Esta vez ir de Tabio a Bogotá —31 kilómetros que suelen hacerse en una hora— nos tomó 10 horas. Mi madre y yo salimos a las 3 de la tarde del miércoles 6 de noviembre en un bus que avanzó ligero por la carretera rodeada de campo. Por la ventana se veía a las vacas comer, quietas y juntas, bajo las nubes espesas. Apenas caían gotas, pero en Bogotá llovía. Era una lluvia animal, supimos después: hasta 100 litros de agua por metro cuadrado, según reportó el Ideam, frente a un promedio anual que equivale a 840 litros. Nuestro bus se dirigía hacia eso.
Nunca, sin embargo, llegamos a verlo.
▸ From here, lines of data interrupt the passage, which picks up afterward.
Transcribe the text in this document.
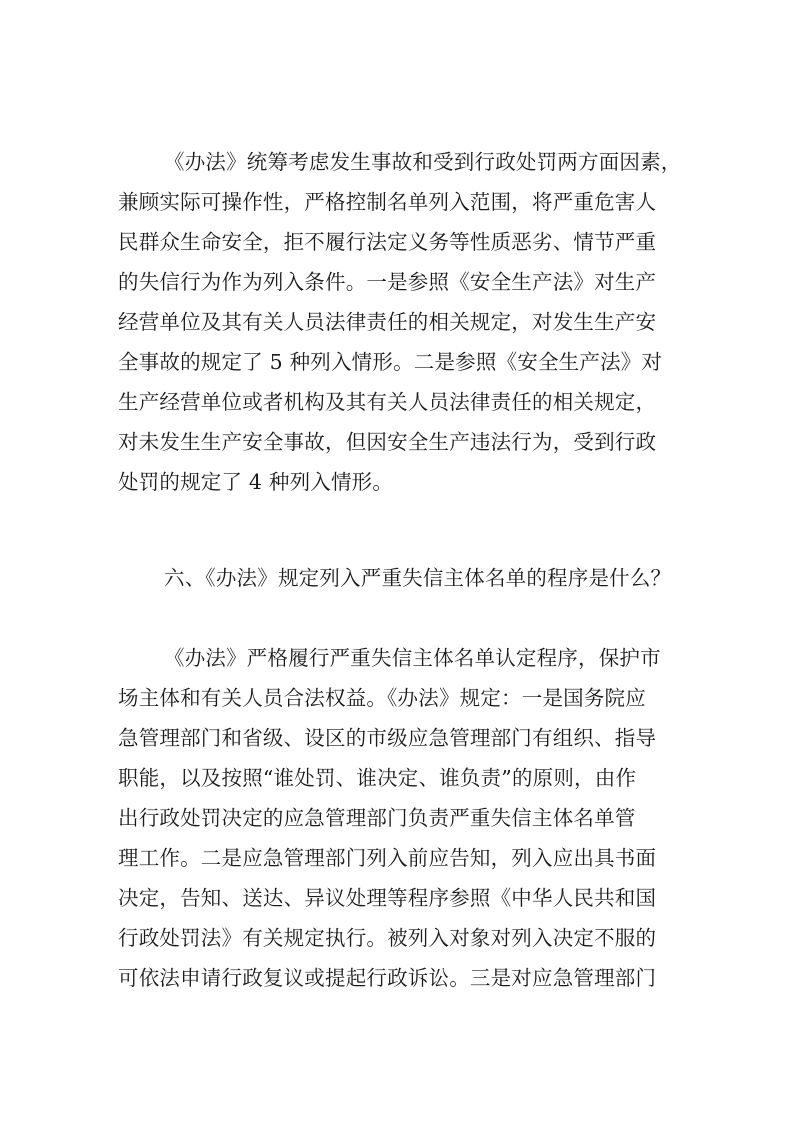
《办法》统筹考虑发生事故和受到行政处罚两方面因素，
兼顾实际可操作性，严格控制名单列入范围，将严重危害人
民群众生命安全，拒不履行法定义务等性质恶劣、情节严重
的失信行为作为列入条件。一是参照《安全生产法》对生产
经营单位及其有关人员法律责任的相关规定，对发生生产安
全事故的规定了 5 种列入情形。二是参照《安全生产法》对
生产经营单位或者机构及其有关人员法律责任的相关规定，
对未发生生产安全事故，但因安全生产违法行为，受到行政
处罚的规定了 4 种列入情形。
六、《办法》规定列入严重失信主体名单的程序是什么？
《办法》严格履行严重失信主体名单认定程序，保护市
场主体和有关人员合法权益。《办法》规定：一是国务院应
急管理部门和省级、设区的市级应急管理部门有组织、指导
职能，以及按照“谁处罚、谁决定、谁负责”的原则，由作
出行政处罚决定的应急管理部门负责严重失信主体名单管
理工作。二是应急管理部门列入前应告知，列入应出具书面
决定，告知、送达、异议处理等程序参照《中华人民共和国
行政处罚法》有关规定执行。被列入对象对列入决定不服的
可依法申请行政复议或提起行政诉讼。三是对应急管理部门
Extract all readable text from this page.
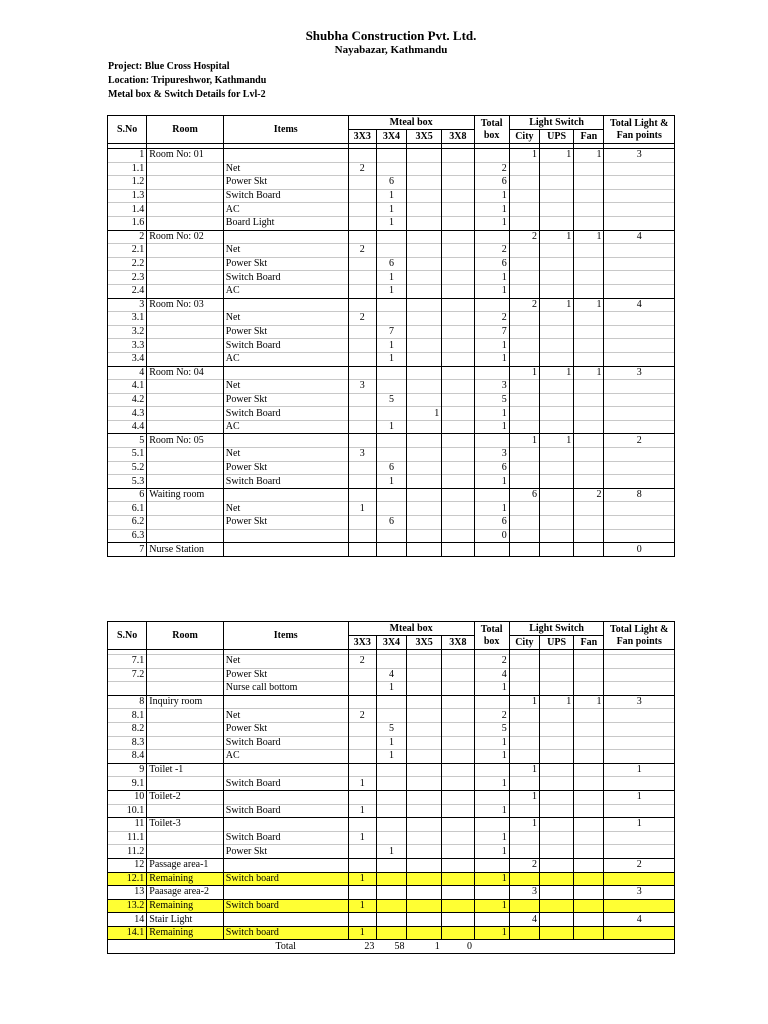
Shubha Construction Pvt. Ltd.
Nayabazar, Kathmandu
Project: Blue Cross Hospital
Location: Tripureshwor, Kathmandu
Metal box & Switch Details for Lvl-2
S.No	Room	Items	Mteal box				Total
box	Light Switch			Total Light &
Fan points
			3X3	3X4	3X5	3X8		City	UPS	Fan	

1	Room No: 01							1	1	1	3
1.1		Net	2				2				
1.2		Power Skt		6			6				
1.3		Switch Board		1			1				
1.4		AC		1			1				
1.6		Board Light		1			1				
2	Room No: 02							2	1	1	4
2.1		Net	2				2				
2.2		Power Skt		6			6				
2.3		Switch Board		1			1				
2.4		AC		1			1				
3	Room No: 03							2	1	1	4
3.1		Net	2				2				
3.2		Power Skt		7			7				
3.3		Switch Board		1			1				
3.4		AC		1			1				
4	Room No: 04							1	1	1	3
4.1		Net	3				3				
4.2		Power Skt		5			5				
4.3		Switch Board			1		1				
4.4		AC		1			1				
5	Room No: 05							1	1		2
5.1		Net	3				3				
5.2		Power Skt		6			6				
5.3		Switch Board		1			1				
6	Waiting room							6		2	8
6.1		Net	1				1				
6.2		Power Skt		6			6				
6.3							0				
7	Nurse Station										0
S.No	Room	Items	Mteal box				Total
box	Light Switch			Total Light &
Fan points
			3X3	3X4	3X5	3X8		City	UPS	Fan	

7.1		Net	2				2				
7.2		Power Skt		4			4				
		Nurse call bottom		1			1				
8	Inquiry room							1	1	1	3
8.1		Net	2				2				
8.2		Power Skt		5			5				
8.3		Switch Board		1			1				
8.4		AC		1			1				
9	Toilet -1							1			1
9.1		Switch Board	1				1				
10	Toilet-2							1			1
10.1		Switch Board	1				1				
11	Toilet-3							1			1
11.1		Switch Board	1				1				
11.2		Power Skt		1			1				
12	Passage area-1							2			2
12.1	Remaining	Switch board	1				1				
13	Paasage area-2							3			3
13.2	Remaining	Switch board	1				1				
14	Stair Light							4			4
14.1	Remaining	Switch board	1				1				
		Total	23	58	1	0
El trancón empezó a la altura del peaje a tres kilómetros de Bogotá y no le dimos importancia, hasta que pasó el tiempo. Una hora, dos, detenidos. Recuerdo haber buscado en redes y encontrar las primeras fotos y videos, no muchos: la autopista norte desde la calle 220 hasta la 180 cubierta de agua reposada y lóbrega. Los carros enterrados. Autitos que parecían piezas de un lego arrojado con furia, tractomulas de aspecto abatido, motos intentando cruzar como mondadientes que se empeñaran en separar el océano. La gente sobre el techo de los carros o casi nadando.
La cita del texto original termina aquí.